Am Mittwoch stellte der Basler Gesundheitsdirektor Lukas Engelberger im Rahmen einer Medienpräsentation die ersten elektronischen Patientendossiers vor. Durch die Digitalisierung sollen die Gesundheitsdaten in der Schweiz besser greifbar gemacht werden.

«Es ist nicht sinnvoll, wie heute meine Patientendaten dezentral verstreut sind, ich und die Personen, die mich behandeln, aber keinen Zugriff darauf haben,» sagte Engelberger. Das elektronische Patientendossier soll sicherstellen, dass sowohl der Patient, als auch die behandelnden Ärzte schnell Zugriff auf die benötigten Unterlagen haben.

Datenschutz gewährleistet

«Es gibt Gesetze und Verordnungen für den Datenschutz. Wir als Behörden müssen das beaufsichtigen.» Auf der technischen Ebene sei der Netzanbieter und seine Partner verantwortlich für den Datenschutz. Laut Engelberger habe die IT aber bewiesen, dass sie mit dem Thema und den allfälligen Problemen umgehen könne.

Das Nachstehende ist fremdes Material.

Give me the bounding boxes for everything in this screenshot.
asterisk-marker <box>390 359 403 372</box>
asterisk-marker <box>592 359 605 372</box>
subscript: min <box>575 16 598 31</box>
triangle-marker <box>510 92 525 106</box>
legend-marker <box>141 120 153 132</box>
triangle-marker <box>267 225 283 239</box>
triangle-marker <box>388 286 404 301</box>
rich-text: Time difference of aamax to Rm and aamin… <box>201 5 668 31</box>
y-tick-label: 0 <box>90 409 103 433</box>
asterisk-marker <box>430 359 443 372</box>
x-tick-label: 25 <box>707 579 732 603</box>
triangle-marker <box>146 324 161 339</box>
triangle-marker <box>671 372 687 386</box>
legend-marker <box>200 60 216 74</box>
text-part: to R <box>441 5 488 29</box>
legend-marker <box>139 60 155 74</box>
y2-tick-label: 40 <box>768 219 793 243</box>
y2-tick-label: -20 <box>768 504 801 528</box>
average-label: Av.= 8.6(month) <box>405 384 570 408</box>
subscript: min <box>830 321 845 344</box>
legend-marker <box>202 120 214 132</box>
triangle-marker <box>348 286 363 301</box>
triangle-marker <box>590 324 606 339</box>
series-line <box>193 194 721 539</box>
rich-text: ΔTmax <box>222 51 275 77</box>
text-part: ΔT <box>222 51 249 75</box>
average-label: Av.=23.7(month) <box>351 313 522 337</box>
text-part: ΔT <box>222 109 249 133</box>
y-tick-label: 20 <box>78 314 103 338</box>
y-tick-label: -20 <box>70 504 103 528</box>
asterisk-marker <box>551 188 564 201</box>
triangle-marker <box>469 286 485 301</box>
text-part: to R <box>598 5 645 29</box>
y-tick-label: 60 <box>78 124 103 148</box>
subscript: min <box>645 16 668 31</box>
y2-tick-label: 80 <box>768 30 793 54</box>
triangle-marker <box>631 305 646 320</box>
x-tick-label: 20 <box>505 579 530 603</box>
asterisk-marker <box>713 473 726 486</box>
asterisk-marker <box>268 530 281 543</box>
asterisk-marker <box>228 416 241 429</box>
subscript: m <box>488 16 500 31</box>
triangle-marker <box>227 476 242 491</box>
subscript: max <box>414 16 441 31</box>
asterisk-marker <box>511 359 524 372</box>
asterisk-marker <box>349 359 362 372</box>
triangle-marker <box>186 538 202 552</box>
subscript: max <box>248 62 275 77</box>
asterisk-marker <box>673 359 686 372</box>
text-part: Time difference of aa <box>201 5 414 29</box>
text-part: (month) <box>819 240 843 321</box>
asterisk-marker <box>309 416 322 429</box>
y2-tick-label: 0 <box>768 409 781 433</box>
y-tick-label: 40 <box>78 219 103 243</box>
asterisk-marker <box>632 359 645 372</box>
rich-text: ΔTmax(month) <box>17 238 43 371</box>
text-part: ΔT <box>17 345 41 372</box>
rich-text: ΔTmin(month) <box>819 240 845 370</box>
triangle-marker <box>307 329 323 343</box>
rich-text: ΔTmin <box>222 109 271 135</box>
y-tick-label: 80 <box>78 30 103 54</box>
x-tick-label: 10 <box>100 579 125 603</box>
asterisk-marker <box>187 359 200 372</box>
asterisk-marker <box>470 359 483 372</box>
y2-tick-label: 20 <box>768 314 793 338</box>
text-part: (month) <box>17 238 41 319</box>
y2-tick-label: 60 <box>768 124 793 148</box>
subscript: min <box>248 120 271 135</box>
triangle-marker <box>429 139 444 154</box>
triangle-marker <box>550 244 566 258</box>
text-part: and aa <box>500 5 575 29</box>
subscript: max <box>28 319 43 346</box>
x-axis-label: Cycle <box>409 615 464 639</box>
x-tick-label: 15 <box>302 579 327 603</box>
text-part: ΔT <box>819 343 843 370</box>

Der Gesundheitsdirektor sieht in der Neuerung nur bedingt zusätzliche Arbeit für das Fachpersonal. «Die Digitalisierung bedeutet am Anfang mehr Arbeit für die Beteiligten. Wenn es dann einmal eingeführt ist, wird es für alle eine Entlastung.» Die offizielle Zertifizierung durch den Bund folgt 2019, bis 2020 müssen sämtliche Spitäler aller Schweizer Kantone folgen.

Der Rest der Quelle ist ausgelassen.